Because, sure, there is the ideal Thanksgiving — the one that some of our neighbors or friends have, in which they spend the day volunteering at the soup kitchen and then return home to have a perfectly delightful meal and genuinely enjoy one another’s company in a healthy and well-adjusted way that involves a lot of hugging and matching sweaters and profanity-free board game tournaments. But there is also the other Thanksgiving — the one in which your grandma gets snockered on Beaujolais and sings show tunes, which forces your uncle to raise the volume on the “In Living Color” marathon playing on the living room TV, and then your mom decides that a fire would add to the ambiance, but she forgets to open the flue, so smoke billows into the house, and the adults start shouting very bad words and the children think everything is ablaze, so they grab the dog (priorities!) and run out into the yard in their socks where they cry a little and wonder why they weren’t born to any of the seemingly normal families living on the same block. Then one of those children grows up to be a newspaper reporter who writes run-on sentences. So yeah, that is a true story.

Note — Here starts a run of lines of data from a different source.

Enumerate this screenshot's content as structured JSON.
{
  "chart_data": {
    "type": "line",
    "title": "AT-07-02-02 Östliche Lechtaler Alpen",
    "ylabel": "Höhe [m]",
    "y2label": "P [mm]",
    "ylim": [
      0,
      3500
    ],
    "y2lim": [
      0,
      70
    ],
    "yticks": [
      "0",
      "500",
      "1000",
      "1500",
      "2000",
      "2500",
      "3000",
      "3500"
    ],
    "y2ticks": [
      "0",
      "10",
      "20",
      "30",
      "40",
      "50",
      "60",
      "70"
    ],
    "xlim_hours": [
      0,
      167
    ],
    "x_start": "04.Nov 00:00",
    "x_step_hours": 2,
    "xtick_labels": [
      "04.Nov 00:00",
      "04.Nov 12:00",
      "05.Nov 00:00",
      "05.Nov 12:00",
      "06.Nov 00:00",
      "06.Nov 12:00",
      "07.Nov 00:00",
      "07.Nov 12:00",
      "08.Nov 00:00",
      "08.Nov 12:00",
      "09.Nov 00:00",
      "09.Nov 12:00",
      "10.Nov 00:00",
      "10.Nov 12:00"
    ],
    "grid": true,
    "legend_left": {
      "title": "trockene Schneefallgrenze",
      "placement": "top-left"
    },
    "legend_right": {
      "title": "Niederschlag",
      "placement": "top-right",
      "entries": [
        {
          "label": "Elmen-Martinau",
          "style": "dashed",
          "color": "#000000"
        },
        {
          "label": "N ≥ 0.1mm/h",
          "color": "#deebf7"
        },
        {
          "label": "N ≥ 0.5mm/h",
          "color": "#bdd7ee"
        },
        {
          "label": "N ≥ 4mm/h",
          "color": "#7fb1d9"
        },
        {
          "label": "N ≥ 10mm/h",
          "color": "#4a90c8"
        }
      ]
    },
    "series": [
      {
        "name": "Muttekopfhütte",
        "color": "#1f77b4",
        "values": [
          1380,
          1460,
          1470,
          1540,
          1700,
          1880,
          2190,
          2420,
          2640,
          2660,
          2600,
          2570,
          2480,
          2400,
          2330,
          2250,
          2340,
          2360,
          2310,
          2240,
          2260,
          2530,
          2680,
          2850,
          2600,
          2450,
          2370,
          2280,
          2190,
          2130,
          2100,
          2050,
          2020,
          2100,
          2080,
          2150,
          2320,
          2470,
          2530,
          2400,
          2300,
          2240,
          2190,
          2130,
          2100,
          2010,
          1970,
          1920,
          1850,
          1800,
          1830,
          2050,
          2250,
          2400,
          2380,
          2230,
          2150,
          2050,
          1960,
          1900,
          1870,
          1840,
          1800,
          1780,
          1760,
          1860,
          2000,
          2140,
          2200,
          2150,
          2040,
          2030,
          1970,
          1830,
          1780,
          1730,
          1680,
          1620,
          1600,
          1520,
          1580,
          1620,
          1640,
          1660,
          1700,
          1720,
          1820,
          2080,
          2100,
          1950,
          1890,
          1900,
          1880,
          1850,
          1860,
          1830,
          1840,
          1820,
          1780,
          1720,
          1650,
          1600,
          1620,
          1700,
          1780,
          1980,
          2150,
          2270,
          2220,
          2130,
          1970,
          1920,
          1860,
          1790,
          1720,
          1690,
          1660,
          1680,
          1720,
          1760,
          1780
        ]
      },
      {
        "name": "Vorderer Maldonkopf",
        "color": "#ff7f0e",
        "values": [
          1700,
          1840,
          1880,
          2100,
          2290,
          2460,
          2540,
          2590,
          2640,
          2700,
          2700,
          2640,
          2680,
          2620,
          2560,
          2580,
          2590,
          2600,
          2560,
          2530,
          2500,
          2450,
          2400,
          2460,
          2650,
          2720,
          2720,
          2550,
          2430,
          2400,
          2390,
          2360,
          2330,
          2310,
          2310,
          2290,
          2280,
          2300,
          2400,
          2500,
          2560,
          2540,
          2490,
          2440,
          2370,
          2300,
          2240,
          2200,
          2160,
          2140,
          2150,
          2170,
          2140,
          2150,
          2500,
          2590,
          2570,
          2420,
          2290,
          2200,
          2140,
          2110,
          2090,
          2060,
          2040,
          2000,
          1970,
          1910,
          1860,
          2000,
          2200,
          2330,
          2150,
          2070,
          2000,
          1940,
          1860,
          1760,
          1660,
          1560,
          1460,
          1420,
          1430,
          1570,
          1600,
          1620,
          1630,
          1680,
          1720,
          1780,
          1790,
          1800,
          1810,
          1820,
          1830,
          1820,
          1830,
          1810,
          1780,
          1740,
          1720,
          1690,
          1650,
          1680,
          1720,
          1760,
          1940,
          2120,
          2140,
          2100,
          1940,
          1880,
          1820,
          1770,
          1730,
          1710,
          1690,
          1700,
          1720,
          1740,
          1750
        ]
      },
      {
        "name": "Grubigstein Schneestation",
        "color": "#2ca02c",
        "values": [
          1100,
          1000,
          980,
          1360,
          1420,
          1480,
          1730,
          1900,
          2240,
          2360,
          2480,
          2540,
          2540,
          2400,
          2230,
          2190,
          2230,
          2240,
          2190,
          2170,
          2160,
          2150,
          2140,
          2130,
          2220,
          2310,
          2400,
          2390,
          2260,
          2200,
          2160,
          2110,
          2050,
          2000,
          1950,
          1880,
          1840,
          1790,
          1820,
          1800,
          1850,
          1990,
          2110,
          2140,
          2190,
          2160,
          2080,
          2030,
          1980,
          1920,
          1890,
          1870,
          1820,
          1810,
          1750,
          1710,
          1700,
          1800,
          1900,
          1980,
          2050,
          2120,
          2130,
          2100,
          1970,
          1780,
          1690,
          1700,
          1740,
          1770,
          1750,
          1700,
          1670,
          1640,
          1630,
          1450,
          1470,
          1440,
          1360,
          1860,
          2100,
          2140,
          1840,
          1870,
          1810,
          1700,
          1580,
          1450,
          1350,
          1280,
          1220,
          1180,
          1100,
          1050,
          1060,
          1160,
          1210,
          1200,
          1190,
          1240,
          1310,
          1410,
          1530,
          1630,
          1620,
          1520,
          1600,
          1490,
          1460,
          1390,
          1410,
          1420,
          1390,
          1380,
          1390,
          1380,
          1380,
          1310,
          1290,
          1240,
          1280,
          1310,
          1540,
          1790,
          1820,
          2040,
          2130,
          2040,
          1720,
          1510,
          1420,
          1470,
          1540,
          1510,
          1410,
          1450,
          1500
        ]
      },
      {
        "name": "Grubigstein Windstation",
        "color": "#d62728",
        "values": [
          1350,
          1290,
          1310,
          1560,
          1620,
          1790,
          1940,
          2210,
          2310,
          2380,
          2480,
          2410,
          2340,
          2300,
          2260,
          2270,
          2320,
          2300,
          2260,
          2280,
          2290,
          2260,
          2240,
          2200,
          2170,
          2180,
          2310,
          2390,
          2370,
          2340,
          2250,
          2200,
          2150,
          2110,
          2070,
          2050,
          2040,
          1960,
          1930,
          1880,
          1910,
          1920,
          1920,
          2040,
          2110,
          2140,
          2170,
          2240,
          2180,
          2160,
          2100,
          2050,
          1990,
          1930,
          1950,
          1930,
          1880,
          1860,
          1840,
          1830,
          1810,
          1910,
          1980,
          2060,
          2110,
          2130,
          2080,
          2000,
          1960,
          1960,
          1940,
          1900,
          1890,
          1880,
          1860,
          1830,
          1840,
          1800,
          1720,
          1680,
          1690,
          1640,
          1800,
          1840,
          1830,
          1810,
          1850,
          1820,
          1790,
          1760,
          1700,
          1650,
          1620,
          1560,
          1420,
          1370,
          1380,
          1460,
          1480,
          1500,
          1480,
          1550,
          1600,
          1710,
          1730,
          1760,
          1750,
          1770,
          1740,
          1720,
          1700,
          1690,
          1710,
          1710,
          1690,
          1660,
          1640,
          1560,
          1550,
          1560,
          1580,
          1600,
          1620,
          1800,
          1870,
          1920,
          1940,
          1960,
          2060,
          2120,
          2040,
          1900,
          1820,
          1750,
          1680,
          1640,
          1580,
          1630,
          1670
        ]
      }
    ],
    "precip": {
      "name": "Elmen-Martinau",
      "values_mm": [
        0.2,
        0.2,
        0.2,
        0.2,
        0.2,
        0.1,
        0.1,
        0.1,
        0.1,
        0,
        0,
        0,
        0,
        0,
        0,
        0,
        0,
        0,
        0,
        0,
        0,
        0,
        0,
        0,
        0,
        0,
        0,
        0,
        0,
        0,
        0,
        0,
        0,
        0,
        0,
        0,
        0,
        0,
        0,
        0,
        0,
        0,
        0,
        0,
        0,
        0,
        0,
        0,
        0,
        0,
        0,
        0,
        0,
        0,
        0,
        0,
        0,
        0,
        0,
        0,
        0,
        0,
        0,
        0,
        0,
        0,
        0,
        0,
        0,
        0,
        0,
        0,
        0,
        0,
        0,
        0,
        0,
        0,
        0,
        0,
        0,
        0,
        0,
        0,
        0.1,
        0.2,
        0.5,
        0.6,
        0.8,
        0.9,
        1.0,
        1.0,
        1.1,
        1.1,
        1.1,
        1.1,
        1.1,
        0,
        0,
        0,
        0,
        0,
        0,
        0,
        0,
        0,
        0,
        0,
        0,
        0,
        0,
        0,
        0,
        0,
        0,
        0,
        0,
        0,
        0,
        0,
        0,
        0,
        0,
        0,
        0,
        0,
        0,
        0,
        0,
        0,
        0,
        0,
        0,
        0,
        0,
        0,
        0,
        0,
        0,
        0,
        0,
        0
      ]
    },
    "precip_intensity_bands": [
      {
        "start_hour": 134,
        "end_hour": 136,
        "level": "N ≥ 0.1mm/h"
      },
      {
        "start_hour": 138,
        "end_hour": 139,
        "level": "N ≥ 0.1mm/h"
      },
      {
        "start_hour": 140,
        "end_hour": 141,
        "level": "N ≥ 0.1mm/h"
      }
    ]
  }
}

Now I want to hear yours. Because, let’s be real, we all like to hear about one another’s ridiculous, mortifying, no-way-that-really-happened family holiday insanity; it’s what we crave around the holidays, which is why we all love the movie about the boy in the Pepto-Bismol-color bunny suit and his father who is obsessed with the hooker-leg lamp. It helps us feel a little less alone in our craziness and maybe even a little grateful for our own wacky stories; they might have caused some mild trauma, but they also make us way more fun to talk to at holiday cocktail parties. And that is something to be thankful for. The holiday cocktail parties, I mean.